Um dos principais objetivos do MDS é preparar a mão de obra local para os investimentos futuros, de forma a evitar a desestruturação urbana gerada pela imigração maciça de trabalhadores de outras regiões. Garcia afirmou que esse planejamento está hoje mais viável em função de muitos dos investimentos previstos terem sido anunciados com muita antecedência. Ele citou sobretudo os investimentos públicos, tais como os US$ 175 bilhões que a Petrobras investirá em todo o País entre 2009 e 2013; e os US$ 30 bilhões que a Eletrobras investirá dentro do Programa de Aceleração do Crescimento (PAC).

Em sua apresentação, o diretor substituto do Departamento de Cidadania e Responsabilidade Socioambiental do Ministério do Meio Ambiente, dos Recursos Hídricos e da Amazônia Legal (MMA), Geraldo Vítor de Abreu, enumerou as etapas necessárias para implantação, em nível municipal, do Fórum da Agenda 21 e do Plano Local de Desenvolvimento Sustentável. Esses dois instrumentos são as propostas do MMA para orientar o desenvolvimento econômico nas diversas regiões brasileiras, tendo em vista critérios de sustentabilidade e preservação do patrimônio ambiental.

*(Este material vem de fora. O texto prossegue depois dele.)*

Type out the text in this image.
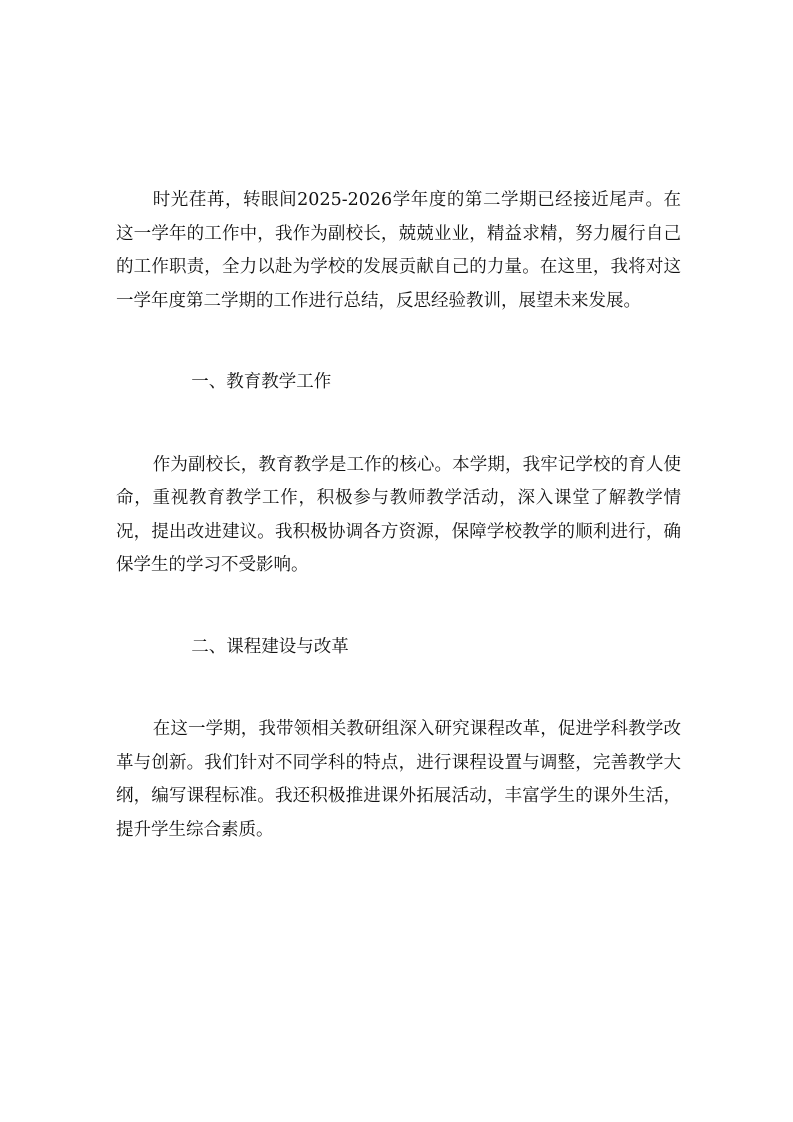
时光荏苒，转眼间2025-2026学年度的第二学期已经接近尾声。在这一学年的工作中，我作为副校长，兢兢业业，精益求精，努力履行自己的工作职责，全力以赴为学校的发展贡献自己的力量。在这里，我将对这一学年度第二学期的工作进行总结，反思经验教训，展望未来发展。

一、教育教学工作

作为副校长，教育教学是工作的核心。本学期，我牢记学校的育人使命，重视教育教学工作，积极参与教师教学活动，深入课堂了解教学情况，提出改进建议。我积极协调各方资源，保障学校教学的顺利进行，确保学生的学习不受影响。

二、课程建设与改革

在这一学期，我带领相关教研组深入研究课程改革，促进学科教学改革与创新。我们针对不同学科的特点，进行课程设置与调整，完善教学大纲，编写课程标准。我还积极推进课外拓展活动，丰富学生的课外生活，提升学生综合素质。
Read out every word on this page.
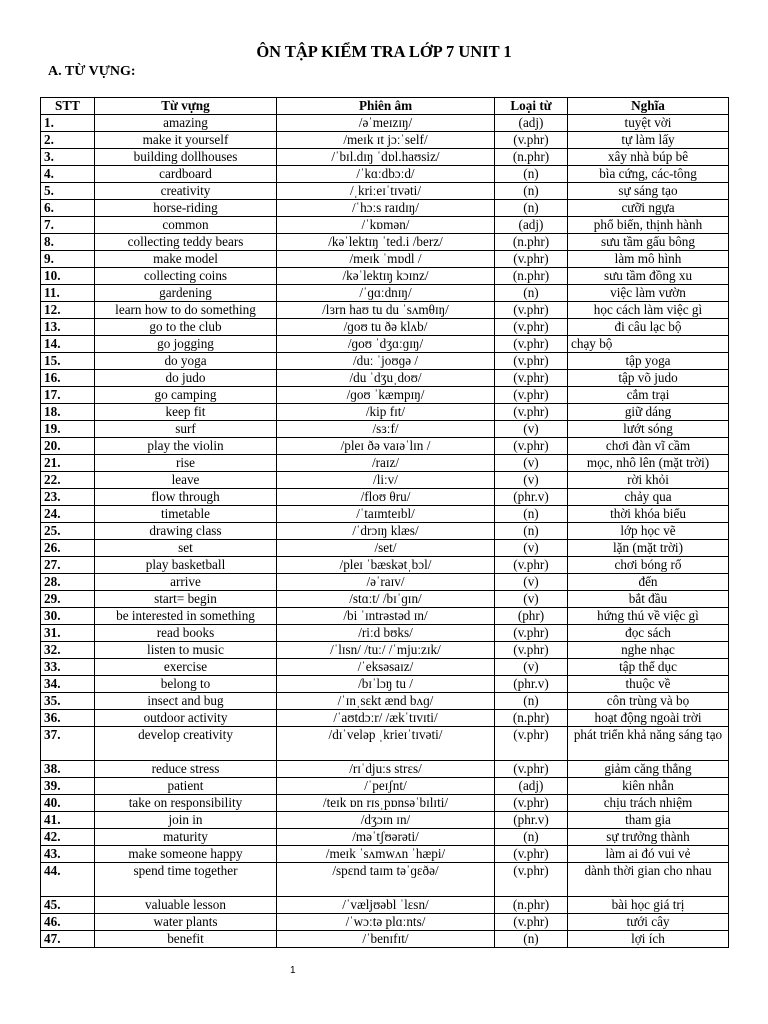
ÔN TẬP KIỂM TRA LỚP 7 UNIT 1
A. TỪ VỰNG:
STT	Từ vựng	Phiên âm	Loại từ	Nghĩa
1.	amazing	/əˈmeɪzɪŋ/	(adj)	tuyệt vời
2.	make it yourself	/meɪk ɪt jɔːˈself/	(v.phr)	tự làm lấy
3.	building dollhouses	/ˈbɪl.dɪŋ ˈdɒl.haʊsiz/	(n.phr)	xây nhà búp bê
4.	cardboard	/ˈkɑːdbɔːd/	(n)	bìa cứng, các-tông
5.	creativity	/ˌkriːeɪˈtɪvəti/	(n)	sự sáng tạo
6.	horse-riding	/ˈhɔːs raɪdɪŋ/	(n)	cưỡi ngựa
7.	common	/ˈkɒmən/	(adj)	phổ biến, thịnh hành
8.	collecting teddy bears	/kəˈlektɪŋ ˈted.i /berz/	(n.phr)	sưu tầm gấu bông
9.	make model	/meɪk ˈmɒdl /	(v.phr)	làm mô hình
10.	collecting coins	/kəˈlektɪŋ kɔɪnz/	(n.phr)	sưu tầm đồng xu
11.	gardening	/ˈɡɑːdnɪŋ/	(n)	việc làm vườn
12.	learn how to do something	/lɜrn haʊ tu du ˈsʌmθɪŋ/	(v.phr)	học cách làm việc gì
13.	go to the club	/ɡoʊ tu ðə klʌb/	(v.phr)	đi câu lạc bộ
14.	go jogging	/ɡoʊ ˈdʒɑːɡɪŋ/	(v.phr)	chạy bộ
15.	do yoga	/duː ˈjoʊɡə /	(v.phr)	tập yoga
16.	do judo	/du ˈdʒuˌdoʊ/	(v.phr)	tập võ judo
17.	go camping	/ɡoʊ ˈkæmpɪŋ/	(v.phr)	cắm trại
18.	keep fit	/kip fɪt/	(v.phr)	giữ dáng
19.	surf	/sɜːf/	(v)	lướt sóng
20.	play the violin	/pleɪ ðə vaɪəˈlɪn /	(v.phr)	chơi đàn vĩ cầm
21.	rise	/raɪz/	(v)	mọc, nhô lên (mặt trời)
22.	leave	/liːv/	(v)	rời khỏi
23.	flow through	/floʊ θru/	(phr.v)	chảy qua
24.	timetable	/ˈtaɪmteɪbl/	(n)	thời khóa biểu
25.	drawing class	/ˈdrɔɪŋ klæs/	(n)	lớp học vẽ
26.	set	/set/	(v)	lặn (mặt trời)
27.	play basketball	/pleɪ ˈbæskətˌbɔl/	(v.phr)	chơi bóng rổ
28.	arrive	/əˈraɪv/	(v)	đến
29.	start= begin	/stɑːt/ /bɪˈɡɪn/	(v)	bắt đầu
30.	be interested in something	/bi ˈɪntrəstəd ɪn/	(phr)	hứng thú về việc gì
31.	read books	/riːd bʊks/	(v.phr)	đọc sách
32.	listen to music	/ˈlɪsn/ /tuː/ /ˈmjuːzɪk/	(v.phr)	nghe nhạc
33.	exercise	/ˈeksəsaɪz/	(v)	tập thể dục
34.	belong to	/bɪˈlɔŋ tu /	(phr.v)	thuộc về
35.	insect and bug	/ˈɪnˌsɛkt ænd bʌɡ/	(n)	côn trùng và bọ
36.	outdoor activity	/ˈaʊtdɔːr/ /ækˈtɪvɪti/	(n.phr)	hoạt động ngoài trời
37.	develop creativity	/dɪˈveləp ˌkrieɪˈtɪvəti/	(v.phr)	phát triển khả năng sáng tạo
38.	reduce stress	/rɪˈdjuːs strɛs/	(v.phr)	giảm căng thẳng
39.	patient	/ˈpeɪʃnt/	(adj)	kiên nhẫn
40.	take on responsibility	/teɪk ɒn rɪsˌpɒnsəˈbɪlɪti/	(v.phr)	chịu trách nhiệm
41.	join in	/dʒɔɪn ɪn/	(phr.v)	tham gia
42.	maturity	/məˈtʃʊərəti/	(n)	sự trưởng thành
43.	make someone happy	/meɪk ˈsʌmwʌn ˈhæpi/	(v.phr)	làm ai đó vui vẻ
44.	spend time together	/spɛnd taɪm təˈɡɛðə/	(v.phr)	dành thời gian cho nhau
45.	valuable lesson	/ˈvæljʊəbl ˈlɛsn/	(n.phr)	bài học giá trị
46.	water plants	/ˈwɔːtə plɑːnts/	(v.phr)	tưới cây
47.	benefit	/ˈbenɪfɪt/	(n)	lợi ích
1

O Banco Nacional de Desenvolvimento Econômico e Social (BNDES) foi representado no debate público sobre o Alto Paraopeba pelo seu diretor de Planejamento, Luiz Antônio Moraes. Ele falou sobre o Plano 2009-2014 da instituição, que tem cinco eixos principais. São eles o planejamento e ordenamento territorial e ambiental, infraestrutura, modernização de gestão, formação de recursos humanos e desenvolvimento econômico. Nesse sentido, ele ressaltou a importância de se preparar fornecedores locais de forma que sejam capazes de satisfazer as demandas geradas pelos novos investimentos.

Ao final do encontro, o deputado Carlos Gomes (PT) se disse impressionado com o potencial de crescimento econômico e populacional do Alto Paraopeba, reafirmando a importância do planejamento. O deputado Padre João (PT) cobrou a adesão de todos os municípios da região ao Consórcio Público para o Desenvolvimento do Alto Paraopeba (Codap). Ele criticou o fato de importantes prefeituras ainda não participarem, tais como Ouro Preto e Conselheiro Lafaiete. "Lafaiete é polo e está à margem do processo", afirmou.